Bambi.
Voor iedereen met een hart
Waarschijnlijk ben je al in lachen uitgebarsten na het lezen van de titel. Ik weet dat het wat ongeloofwaardig overkomt, want iemand die compleet apathisch reageert op zoiets poezeligs als een hond kan natuurlijk nooit een enigszins liefdevol verhaal schrijven over een hertje. En toch ga ik dat proberen.
Het gebeurde allemaal op een half bewolkte donderdagochtend. Voor dag en dauw sprong ik op mijn stalen ros. Met één druk op de knop, schalde er een kersverse podcast door mijn oortjes en daar ging ik. Fluitend reed ik de stad uit, op weg naar mijn werk. Oké, dat fluitend heb ik verzonnen, maar het klinkt zo lekker in het verhaal. Goed, ik fiets dus de stad uit en een paar kilometer verderop zie ik ineens iets naderen. Ik knijp mijn ogen samen om te kunnen zien wat mij de weg verspert. Nu merk ik dat ik toch een jaartje ouder begin te worden, want mijn zicht is niet meer wat het is geweest. Het lukt me namelijk nèt niet om te zien welk gevaarte het fietspad bezet houdt. Al kan dat ook aan mijn lenzen liggen. (Note to self: Naar de opticiën.) Met een snelheid die vergelijkbaar is met Lance Armstrong in de Tour de France nader ik het object. En dan zie ik het ineens: Het is een hertje. Een dood hertje.
O god, er ligt een dood hertje midden op het fietspad. Wat moet ik doen? Wie moet ik bellen? De ambulance? De dierenarts?
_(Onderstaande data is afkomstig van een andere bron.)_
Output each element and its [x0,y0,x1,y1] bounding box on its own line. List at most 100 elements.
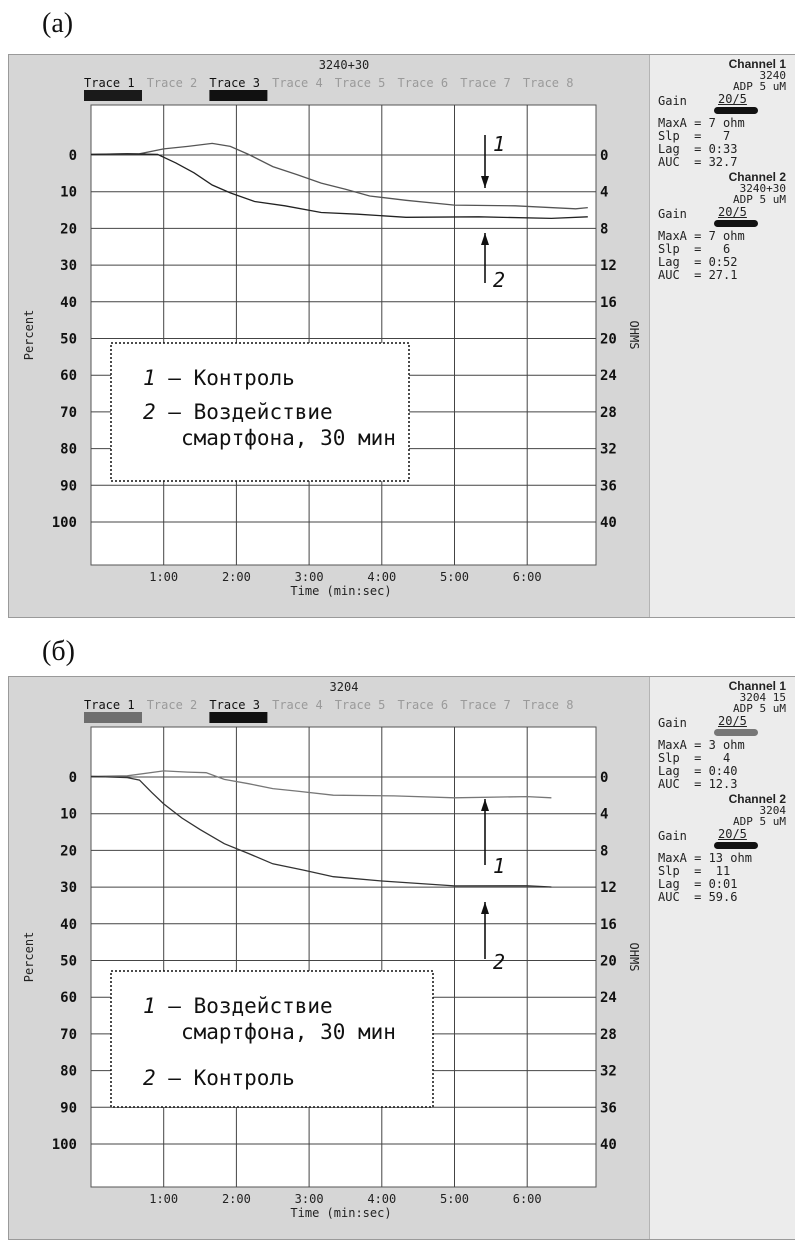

De dierenambulance? Mijn moeder? Onmiddellijk gaan mijn gedachten terug naar de eerste keer dat ik de Disneyfilm Bambi zag. Een arm, verlaten hertje dartelt met gevaar voor eigen leven door het bos waar een jager op strooptocht is. Een jager? LIEP ER EEN JAGER DOOR HET BOS? Had een harteloze, koelbloedige mensachtige dit onschuldige, knappe, nog in de bloei van zijn of haar leven zijnde hertje moordlustig aan zijn of haar einde geholpen? "Herneem je, Ted", maan ik mezelf tot rust. Ik kijk nog eens goed naar het hertje. Geen schotwond. Geen bloed. Het lijkt toch een natuurlijke dood, aldus de dieren patholoog-anatoom in mij. Ik heb eigenlijk twee opties:
1. Blijven staan en kijken naar een dood hertje dat ik niet meer levend kan maken, noch in mijn eentje kan begraven
2. Naar mijn werk gaan, mezelf nuttig maken en de gemeente bellen met het treurige nieuws
Ik ga voor het tweede en spring weer op mijn fiets.
Terwijl ik op de assistente van de servicedeskmedewerker van de dode-hertjes-opruimdienst wacht, denk ik aan Stampertje het konijn, Bloempje het stinkdier en natuurlijk aan Bambi, het hertje.
Wat heeft Bambi toch geluk gehad, denk ik.
Het had ook zo kunnen aflopen.
Het leven is nu eenmaal geen Disneyfilm.